Неизвестный Шопен
Одним из критериев мастерства исполнителя является его умение заново прочесть широко известное, "заигранное" произведение, преодолеть сложившиеся штампы. Свидетелями такой интерпретации стали посетители концерта Константина Сероватова в зале Иркутской филармонии.
Музыке Шопена,
как и музыке Моцарта, свойственна кажущаяся простота,
мнимая легкость постижения, способная ввести в заблуждение
исполнителя и слушателя. Далеко не все пианисты избегают
подобного искушения. Трактовка Сероватова раскрыла
глубину и сложность феномена Шопена.
О серьезности концертного замысла пианиста свидетельствует
сосредоточенность на сочинениях одного композитора,
дающая возможность слушателю полностью погрузиться
в его духовный мир. Объемность программы, широкий
жанровый спектр (от микропрелюдий до масштабных скерцо,
баллады, баркаролы) позволили многогранно представить
Шопена, требуя от музыканта исключительной
выносливости — как технической, так и эмоционально-психологической.
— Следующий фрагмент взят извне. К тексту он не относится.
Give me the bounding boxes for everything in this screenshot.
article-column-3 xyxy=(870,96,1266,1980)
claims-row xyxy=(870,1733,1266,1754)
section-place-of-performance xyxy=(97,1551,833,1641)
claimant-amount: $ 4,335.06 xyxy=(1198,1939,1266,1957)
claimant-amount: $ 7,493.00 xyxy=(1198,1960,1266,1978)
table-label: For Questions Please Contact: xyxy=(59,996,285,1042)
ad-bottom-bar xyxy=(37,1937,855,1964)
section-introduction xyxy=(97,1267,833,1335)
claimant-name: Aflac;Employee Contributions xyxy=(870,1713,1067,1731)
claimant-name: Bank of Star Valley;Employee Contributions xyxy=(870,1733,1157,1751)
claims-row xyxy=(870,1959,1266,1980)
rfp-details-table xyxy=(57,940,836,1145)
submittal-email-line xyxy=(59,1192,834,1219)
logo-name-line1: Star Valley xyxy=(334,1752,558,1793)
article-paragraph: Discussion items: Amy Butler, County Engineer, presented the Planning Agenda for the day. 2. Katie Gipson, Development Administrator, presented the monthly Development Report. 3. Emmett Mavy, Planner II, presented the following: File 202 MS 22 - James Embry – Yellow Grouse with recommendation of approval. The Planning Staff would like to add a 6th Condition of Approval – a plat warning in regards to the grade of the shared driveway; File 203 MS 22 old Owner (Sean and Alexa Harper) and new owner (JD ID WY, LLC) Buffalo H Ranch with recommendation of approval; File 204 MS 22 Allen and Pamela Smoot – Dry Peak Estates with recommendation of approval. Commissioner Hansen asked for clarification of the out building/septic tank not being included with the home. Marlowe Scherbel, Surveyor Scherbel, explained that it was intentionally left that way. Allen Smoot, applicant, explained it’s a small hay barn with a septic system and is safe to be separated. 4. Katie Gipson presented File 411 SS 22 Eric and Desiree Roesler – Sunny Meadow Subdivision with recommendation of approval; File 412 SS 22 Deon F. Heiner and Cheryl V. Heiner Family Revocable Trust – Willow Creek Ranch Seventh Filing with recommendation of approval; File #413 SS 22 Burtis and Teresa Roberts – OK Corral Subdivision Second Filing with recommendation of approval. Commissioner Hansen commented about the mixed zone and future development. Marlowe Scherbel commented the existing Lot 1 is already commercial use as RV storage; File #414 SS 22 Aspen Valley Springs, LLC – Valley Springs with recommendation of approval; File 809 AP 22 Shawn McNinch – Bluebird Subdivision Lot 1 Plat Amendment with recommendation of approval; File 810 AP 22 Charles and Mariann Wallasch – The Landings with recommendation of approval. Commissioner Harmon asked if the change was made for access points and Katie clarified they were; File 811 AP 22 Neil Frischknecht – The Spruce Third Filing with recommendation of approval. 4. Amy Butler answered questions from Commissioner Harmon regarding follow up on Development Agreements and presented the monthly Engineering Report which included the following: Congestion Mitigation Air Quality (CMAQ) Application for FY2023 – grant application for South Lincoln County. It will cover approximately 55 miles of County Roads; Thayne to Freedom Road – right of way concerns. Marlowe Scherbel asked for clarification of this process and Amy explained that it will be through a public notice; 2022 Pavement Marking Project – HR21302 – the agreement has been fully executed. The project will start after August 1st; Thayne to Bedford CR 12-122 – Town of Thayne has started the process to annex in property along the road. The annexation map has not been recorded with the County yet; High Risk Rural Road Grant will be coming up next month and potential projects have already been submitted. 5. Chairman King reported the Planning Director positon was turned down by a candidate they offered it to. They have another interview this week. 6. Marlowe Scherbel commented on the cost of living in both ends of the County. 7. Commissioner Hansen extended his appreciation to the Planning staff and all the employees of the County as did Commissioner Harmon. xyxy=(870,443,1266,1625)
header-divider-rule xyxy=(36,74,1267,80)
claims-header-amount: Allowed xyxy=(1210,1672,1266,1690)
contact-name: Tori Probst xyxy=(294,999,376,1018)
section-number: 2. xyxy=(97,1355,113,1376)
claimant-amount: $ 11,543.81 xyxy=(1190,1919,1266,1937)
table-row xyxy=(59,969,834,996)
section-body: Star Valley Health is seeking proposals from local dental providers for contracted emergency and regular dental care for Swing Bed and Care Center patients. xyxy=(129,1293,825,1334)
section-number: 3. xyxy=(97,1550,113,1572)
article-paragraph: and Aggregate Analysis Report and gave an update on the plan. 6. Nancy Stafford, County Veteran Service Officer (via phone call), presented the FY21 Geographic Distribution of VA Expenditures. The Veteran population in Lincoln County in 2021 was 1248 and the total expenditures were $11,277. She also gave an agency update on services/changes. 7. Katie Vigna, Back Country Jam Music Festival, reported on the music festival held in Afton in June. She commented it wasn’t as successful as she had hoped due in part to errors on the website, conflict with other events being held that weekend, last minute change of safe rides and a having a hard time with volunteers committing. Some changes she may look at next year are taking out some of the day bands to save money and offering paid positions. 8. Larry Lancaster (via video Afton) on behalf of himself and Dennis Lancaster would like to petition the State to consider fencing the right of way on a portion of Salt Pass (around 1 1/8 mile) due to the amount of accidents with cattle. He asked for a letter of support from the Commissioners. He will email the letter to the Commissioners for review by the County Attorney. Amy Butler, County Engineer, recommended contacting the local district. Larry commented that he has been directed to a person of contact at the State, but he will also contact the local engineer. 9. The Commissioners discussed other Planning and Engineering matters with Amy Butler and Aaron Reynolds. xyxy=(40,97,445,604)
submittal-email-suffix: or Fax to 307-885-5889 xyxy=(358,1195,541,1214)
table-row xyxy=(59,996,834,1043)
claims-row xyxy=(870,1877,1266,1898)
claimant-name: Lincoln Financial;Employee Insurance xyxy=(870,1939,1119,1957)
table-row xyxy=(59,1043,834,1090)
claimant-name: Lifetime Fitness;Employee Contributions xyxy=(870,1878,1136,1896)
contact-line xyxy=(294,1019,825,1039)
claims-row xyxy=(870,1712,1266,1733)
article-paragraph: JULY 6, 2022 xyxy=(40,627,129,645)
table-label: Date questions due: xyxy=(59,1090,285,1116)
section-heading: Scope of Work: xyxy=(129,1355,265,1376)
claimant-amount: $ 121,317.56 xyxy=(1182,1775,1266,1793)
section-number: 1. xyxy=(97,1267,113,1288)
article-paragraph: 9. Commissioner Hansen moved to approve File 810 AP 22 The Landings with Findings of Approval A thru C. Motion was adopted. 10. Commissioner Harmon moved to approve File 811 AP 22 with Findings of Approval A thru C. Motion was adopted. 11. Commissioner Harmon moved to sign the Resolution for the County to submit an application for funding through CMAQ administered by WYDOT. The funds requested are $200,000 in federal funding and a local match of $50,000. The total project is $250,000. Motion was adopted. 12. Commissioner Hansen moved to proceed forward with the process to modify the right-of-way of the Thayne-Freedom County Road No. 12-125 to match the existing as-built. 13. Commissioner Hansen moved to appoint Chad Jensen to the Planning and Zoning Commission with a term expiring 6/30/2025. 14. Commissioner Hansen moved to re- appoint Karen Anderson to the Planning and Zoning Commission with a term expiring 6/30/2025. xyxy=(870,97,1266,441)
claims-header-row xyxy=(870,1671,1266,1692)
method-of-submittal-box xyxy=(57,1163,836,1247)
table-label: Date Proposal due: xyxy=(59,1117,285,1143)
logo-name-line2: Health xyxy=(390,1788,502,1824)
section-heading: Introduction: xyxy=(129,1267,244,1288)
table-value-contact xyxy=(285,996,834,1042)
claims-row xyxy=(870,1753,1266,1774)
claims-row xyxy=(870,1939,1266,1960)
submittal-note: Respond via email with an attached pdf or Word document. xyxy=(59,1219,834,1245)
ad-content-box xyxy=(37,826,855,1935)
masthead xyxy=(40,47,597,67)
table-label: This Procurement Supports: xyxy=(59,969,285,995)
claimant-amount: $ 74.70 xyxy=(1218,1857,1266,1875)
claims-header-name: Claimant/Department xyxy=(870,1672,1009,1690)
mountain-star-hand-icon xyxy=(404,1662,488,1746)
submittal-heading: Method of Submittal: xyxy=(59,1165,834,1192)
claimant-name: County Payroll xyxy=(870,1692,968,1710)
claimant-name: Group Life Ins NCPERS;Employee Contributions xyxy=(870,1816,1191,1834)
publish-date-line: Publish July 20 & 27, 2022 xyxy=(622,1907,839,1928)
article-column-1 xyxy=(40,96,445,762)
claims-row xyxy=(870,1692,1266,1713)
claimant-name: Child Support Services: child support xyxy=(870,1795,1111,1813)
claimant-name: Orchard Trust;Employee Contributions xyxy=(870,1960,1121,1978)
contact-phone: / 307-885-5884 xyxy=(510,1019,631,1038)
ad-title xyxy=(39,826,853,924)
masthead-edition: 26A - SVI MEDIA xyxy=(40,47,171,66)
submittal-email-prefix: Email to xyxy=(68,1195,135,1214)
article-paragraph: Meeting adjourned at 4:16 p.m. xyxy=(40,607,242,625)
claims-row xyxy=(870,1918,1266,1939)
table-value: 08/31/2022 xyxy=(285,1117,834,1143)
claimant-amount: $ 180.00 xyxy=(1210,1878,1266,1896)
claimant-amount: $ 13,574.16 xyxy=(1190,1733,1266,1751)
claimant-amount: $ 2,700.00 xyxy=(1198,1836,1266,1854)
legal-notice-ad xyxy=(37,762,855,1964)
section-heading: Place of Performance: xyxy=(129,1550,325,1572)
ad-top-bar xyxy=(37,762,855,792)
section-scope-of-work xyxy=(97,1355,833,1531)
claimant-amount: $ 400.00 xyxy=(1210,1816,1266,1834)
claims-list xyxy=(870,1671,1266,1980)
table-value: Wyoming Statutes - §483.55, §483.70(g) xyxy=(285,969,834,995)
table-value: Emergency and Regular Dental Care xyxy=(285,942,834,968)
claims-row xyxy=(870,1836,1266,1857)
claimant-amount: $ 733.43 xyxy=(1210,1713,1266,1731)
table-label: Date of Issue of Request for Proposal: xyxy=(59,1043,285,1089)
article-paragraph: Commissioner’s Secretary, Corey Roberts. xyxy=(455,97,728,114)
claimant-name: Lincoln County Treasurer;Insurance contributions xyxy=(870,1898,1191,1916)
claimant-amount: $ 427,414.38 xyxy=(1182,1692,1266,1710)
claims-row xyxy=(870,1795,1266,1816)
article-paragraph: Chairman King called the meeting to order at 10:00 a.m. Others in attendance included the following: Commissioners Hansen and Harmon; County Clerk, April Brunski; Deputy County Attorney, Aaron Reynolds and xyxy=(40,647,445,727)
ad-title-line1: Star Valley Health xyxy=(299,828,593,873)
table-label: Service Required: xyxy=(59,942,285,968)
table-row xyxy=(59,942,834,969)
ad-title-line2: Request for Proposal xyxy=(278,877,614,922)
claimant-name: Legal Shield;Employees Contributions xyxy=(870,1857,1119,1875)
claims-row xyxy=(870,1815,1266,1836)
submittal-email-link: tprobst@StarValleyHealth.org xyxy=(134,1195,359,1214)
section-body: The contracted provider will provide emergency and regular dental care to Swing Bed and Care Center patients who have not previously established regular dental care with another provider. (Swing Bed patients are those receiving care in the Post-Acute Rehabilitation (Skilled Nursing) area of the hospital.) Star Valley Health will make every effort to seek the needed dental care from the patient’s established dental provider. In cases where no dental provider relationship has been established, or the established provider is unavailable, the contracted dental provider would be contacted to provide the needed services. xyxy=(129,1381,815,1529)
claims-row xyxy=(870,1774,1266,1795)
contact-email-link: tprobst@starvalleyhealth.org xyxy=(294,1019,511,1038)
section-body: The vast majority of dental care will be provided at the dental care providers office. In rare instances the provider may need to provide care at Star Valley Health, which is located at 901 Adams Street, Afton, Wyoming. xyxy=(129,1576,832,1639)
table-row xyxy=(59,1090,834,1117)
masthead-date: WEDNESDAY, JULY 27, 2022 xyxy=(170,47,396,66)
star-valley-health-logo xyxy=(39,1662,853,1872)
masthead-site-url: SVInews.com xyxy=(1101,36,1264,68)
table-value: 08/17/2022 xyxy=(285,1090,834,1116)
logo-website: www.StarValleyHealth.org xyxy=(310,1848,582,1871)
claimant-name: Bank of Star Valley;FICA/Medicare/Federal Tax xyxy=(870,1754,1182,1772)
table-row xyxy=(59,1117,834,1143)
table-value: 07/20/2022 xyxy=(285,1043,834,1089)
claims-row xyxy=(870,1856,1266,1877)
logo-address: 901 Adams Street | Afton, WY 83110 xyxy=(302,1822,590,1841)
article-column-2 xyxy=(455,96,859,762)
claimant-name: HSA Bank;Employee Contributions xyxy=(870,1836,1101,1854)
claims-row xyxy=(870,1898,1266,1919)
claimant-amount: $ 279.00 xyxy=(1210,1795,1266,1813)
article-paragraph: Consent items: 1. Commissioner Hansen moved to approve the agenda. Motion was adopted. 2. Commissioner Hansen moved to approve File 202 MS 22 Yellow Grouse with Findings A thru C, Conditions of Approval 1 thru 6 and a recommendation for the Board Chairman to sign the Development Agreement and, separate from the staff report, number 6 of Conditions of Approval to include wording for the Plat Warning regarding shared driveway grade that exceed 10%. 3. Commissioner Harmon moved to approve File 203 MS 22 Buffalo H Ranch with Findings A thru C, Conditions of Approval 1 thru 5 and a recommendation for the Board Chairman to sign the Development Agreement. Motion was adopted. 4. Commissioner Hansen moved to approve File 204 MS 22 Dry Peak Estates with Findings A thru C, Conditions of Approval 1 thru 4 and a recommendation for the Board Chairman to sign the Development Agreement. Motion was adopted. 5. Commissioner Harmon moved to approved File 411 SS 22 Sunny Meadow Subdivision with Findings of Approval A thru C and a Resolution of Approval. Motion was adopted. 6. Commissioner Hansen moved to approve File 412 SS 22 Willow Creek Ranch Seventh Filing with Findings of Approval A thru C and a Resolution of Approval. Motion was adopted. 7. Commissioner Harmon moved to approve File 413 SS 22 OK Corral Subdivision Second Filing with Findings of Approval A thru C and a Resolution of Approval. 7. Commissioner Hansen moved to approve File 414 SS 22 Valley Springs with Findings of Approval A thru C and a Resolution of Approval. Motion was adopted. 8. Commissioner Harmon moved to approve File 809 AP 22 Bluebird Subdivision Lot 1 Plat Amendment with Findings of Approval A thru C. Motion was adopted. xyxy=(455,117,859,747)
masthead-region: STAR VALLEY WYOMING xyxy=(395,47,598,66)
Интерпретация К. Сероватовым сочинений Шопена выходит
далеко за рамки традиционной лирико-поэтической, лирико-драматической
трактовки. Она выявляет силу воли и интенсивнейших эмоциональных
порывов («В салоне я притворяюсь спокойным, а воротясь
домой, мечу громы на фортепиано». Шопен). Мы постигаем
безмерный трагизм музыки Шопена, приобщаемся к загадочным
мрачным состояниям, плохо поддающимся переводу на язык
слов. Шопеновская лирика простирается от романтической
тоски, поэтической изысканности до кристальной чистоты
сияющих высот (пассажи в верхнем регистре, предваряемые
хоралом в скерцо).
Константин Сероватов обнаруживает в произведениях Шопена
скрытые линии, внутренние голоса, планы, обычно не фиксируемые,
неслышимые. В их наслоении проявляется многомерность,
полифоничность мышления Шопена. Такие детали, без которых
не состоится целое, явственно выступали в мазурках —
жанре, особо психологически тонком у Шопена.
Два ноктюрна, прозвучавших на концерте — фа-диез минор
и ре-бемоль мажор, — воплощали два полюса творчества
Шопена. Окончание первого напоминало о «Реквиеме» Моцарта
— окончании 6-й части с его погружением в бездну. В ноктюрне
ре-бемоль мажор завораживающая красота лирического чувства
передавалась посредством красоты звука, тончайших динамических
звуковых традиций. Сероватов воплотил шопеновскую идею
эффекта серебристого свечения — резонирования мелодии
в обертоновой атмосфере аккомпанемента. Три микропрелюдии
воспринимались как предельно краткие наброски непреходящего
переживания-смысла.
Во многих сочинениях, включенных в программу, написанных
в относительно поздний период, уже проявляются характерные
особенности позднего шопеновского стиля. Такие произведения
исключительно сложны для эмоциональной интерпретации.
К. Сероватов претворил их настрой — отрешенность,
безмятежность, «на которую могут решиться лишь печальные
и остывающие сердца» (Я. Ивашкевич), покой, готовый
взорваться изнутри глубинной тоской (прелюдии, ор. 45,
баллада N 4, баркарола).
Как всегда, пианист продемонстрировал выразительную
наполненность интонаций, в том числе в быстрых пассажах,
а также точный выбор тембра в рамках фортепианной звучности.
Апофеозом технического мастерства стало завершающее
программу исполнение двух этюдов Шопена — Годовского.
Переложенные Годовским для левой руки этюды, весьма
трудные технически и в своем первоначальном виде, звучали
у Сероватова поразительно легко, искрометно.
Синтез безупречной техники и проницательного прочтения
замысла — высшее, чего можно требовать от исполнителя.
Подтверждение тому — реакция слушателей после концерта:
«Это потрясение», «Я услышала подлинного Шопена».